Traditionally, DNA data storage focused on synthesizing new DNA molecules, mapping sequences of bits to the four DNA bases, and producing enough molecules to represent all the numbers you want to store. The problem with this method is that it’s expensive and slow, with many limitations related to storing the data itself.
Catalog’s approach separates the synthesis of molecules from the encoding process. Essentially, the company first produces a large quantity of specific molecules (which is much cheaper), then encodes information into them by using the diversity of already-prepared molecules.
To illustrate, Catalog compares the old method to manufacturing custom hard drives with pre-recorded information. Recording new data would mean making a new hard drive from scratch. Their new approach is like mass-producing blank hard drives and writing new encoded information onto them as needed.
The Power of DNA Storage
The beauty of this technology is the sheer amount of data that can be stored in a tiny space. As a demonstration, Catalog encoded various science fiction books into DNA, including the entire “Hitchhiker’s Guide to the Galaxy” series. But that’s just the beginning.
“If you compare the numbers, the amount of data you can store with DNA is a million times greater than what solid-state drives offer. For example, using DNA storage, you could fit a million times more information onto a device the size of a regular flash drive than you could with a standard USB stick,” say the developers.
However, they note that comparing DNA storage to solid-state drives isn’t entirely accurate. DNA can store much more data in the same volume, but it doesn’t allow for instant access like a USB drive. Catalog’s technology transforms information into a solid physical pellet made of synthetic polymer.
To access the data, you take the encoded synthetic polymer pellet, rehydrate it with water, and then “read” it using a DNA sequencer. The process involves identifying the DNA base pairs, which are then used to calculate the zeros and ones that make up the information. This process can take several hours from start to finish.
Because of this, the technology is primarily aimed at the archival market, where fast access isn’t necessary. This usually means data that is rarely or never used after being stored, but is still extremely important to keep—like a warranty for your refrigerator, but on a corporate scale.

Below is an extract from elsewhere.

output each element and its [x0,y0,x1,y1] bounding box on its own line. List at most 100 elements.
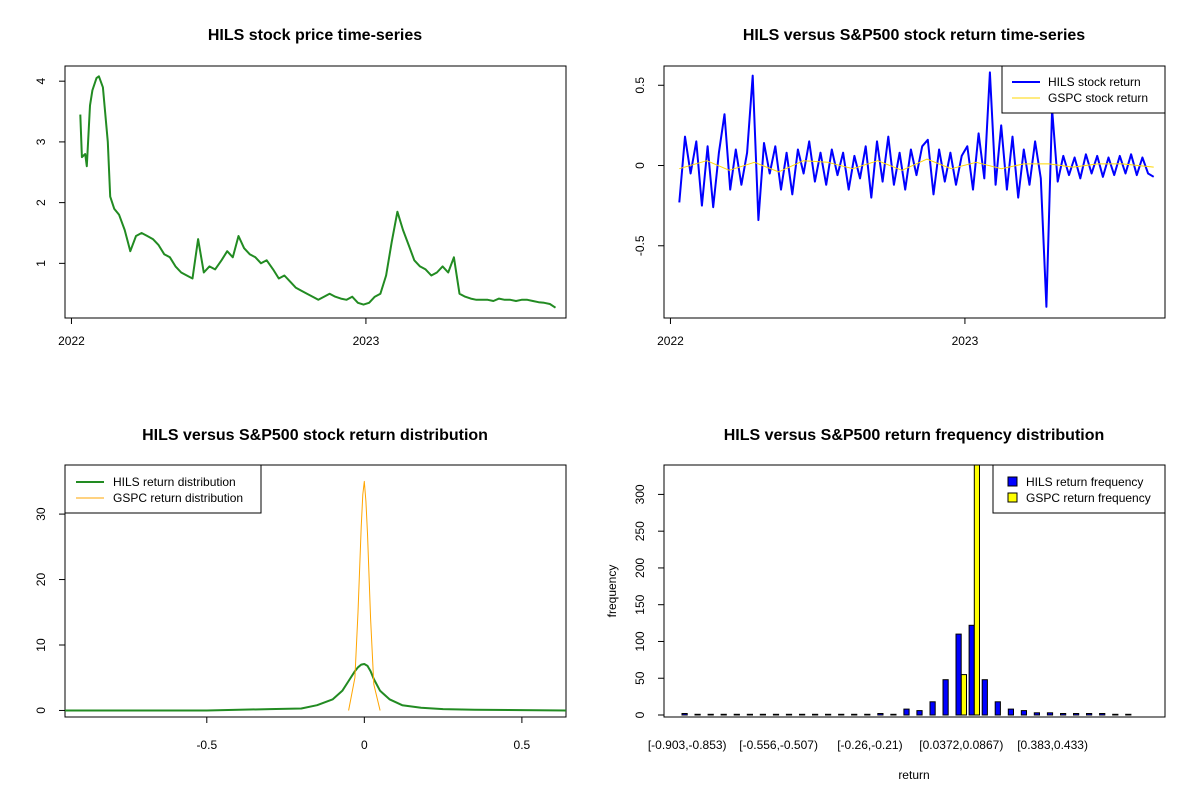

What does this mean for everyday users? As mentioned earlier, most of us don’t care where or how our data is stored—on solid-state drives, magnetic tape, or anything else—as long as we can access it when we need to. Because of the time required to retrieve information, it’s unlikely that services like Google Cloud or Yandex.Disk will ever store our data in giant DNA vats. If Catalog’s technology proves effective, it will likely find its niche in long-term data storage. For short-term storage, where hard drives and SSDs are currently used, we’ll have to rely on other methods.
Looking Ahead
Still, the possibilities are almost science-fictional. “Imagine having a pellet implanted under your skin that contains all your health information: your MRI scans, blood type, dental X-rays,” says Park. “You’d want all that data to be available to you at all times, but you wouldn’t want it stored in the cloud or on an unsecured hospital server. With your data in DNA form, you could physically control it, access it when needed, restrict access to others, and share it directly with your doctors.”
“Almost every modern hospital has a DNA sequencer. I’m not saying that’s our immediate goal, but in the future, it could become possible,” Park adds.
Currently, Catalog is working on experimental projects to demonstrate the effectiveness of their technology. “There are no insurmountable scientific challenges ahead of us; it’s more about optimizing the mechanical processes,” Park notes.
Park says he got involved in DNA data storage research simply because he thought it was a cool and innovative technological approach to a big problem. Now, he believes this technology could become one of the most important of our time.